Our study shows that mtDNA alone might not be a sufficient indicator for a cheetah’s geographic origin and subspecies assignment. Our analyses, along with previously published studies (Charruau et al. 2011; Prost et al. 2022) found inconsistencies between geographic origin and mtDNA-based subspecies assignments and the presence of more than one mitochondrial haplogroup in a single cheetah subspecies.

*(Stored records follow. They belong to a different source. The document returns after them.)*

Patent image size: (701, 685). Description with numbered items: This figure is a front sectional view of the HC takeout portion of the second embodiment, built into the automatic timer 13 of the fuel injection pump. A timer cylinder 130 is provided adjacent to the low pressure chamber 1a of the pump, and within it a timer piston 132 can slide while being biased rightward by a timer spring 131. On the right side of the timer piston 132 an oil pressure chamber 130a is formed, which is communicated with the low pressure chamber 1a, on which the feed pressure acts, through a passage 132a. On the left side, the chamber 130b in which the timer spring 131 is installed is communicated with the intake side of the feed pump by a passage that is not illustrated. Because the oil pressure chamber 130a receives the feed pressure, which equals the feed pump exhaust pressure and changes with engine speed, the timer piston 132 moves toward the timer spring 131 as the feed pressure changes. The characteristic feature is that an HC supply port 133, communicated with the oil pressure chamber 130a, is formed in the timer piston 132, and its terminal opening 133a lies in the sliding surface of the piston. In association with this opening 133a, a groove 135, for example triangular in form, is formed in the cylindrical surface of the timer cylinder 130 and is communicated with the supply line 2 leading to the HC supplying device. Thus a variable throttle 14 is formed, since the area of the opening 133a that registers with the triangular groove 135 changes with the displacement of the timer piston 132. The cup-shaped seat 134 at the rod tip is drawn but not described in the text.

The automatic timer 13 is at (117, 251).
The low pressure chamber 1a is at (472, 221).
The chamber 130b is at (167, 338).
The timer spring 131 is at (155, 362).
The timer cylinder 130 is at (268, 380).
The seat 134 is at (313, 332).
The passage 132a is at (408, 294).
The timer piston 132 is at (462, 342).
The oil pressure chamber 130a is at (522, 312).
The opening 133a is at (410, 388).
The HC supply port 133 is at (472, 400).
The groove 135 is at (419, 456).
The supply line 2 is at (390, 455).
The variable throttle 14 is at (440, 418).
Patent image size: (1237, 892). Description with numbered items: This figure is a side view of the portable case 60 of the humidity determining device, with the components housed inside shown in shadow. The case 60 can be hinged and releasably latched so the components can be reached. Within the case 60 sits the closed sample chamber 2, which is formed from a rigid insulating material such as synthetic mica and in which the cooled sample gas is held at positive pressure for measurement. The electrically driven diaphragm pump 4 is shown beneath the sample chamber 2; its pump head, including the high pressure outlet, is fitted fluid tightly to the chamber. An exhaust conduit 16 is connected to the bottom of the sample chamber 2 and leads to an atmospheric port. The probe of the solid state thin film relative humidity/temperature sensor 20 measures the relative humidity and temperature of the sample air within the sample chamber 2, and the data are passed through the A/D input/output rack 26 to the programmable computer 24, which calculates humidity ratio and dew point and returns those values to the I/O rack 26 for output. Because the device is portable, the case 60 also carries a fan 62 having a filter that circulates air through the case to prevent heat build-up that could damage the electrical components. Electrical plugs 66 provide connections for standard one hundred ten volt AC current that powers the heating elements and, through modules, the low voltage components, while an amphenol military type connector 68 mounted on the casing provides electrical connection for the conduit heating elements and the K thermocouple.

Furthermore, cheetah show mitochondrial and nuclear DNA discordance, which has previously been recorded for several other taxa (reviewed in Toews and Brelsford 2012). This highlights the need to treat inferences and conservation decisions based solely on mtDNA with caution. However, we also outlined and discussed the use of mtDNA for targeted questions, such as identifying A. j. soemmeringii haplotypes to monitor the illegal cheetah trade in the Horn of Africa. Our analysis supports the great need for a combination of nuclear and mtDNA data to answer complex phylogeographic and phylogenetic questions (Toews and Brelsford 2012). Further studies on cheetahs must include both nuclear and mtDNA data from all cheetah subspecies to assign individuals to conservation units, inform subspecies-based conservation measures, and aid subspecies identification in a wildlife forensic context.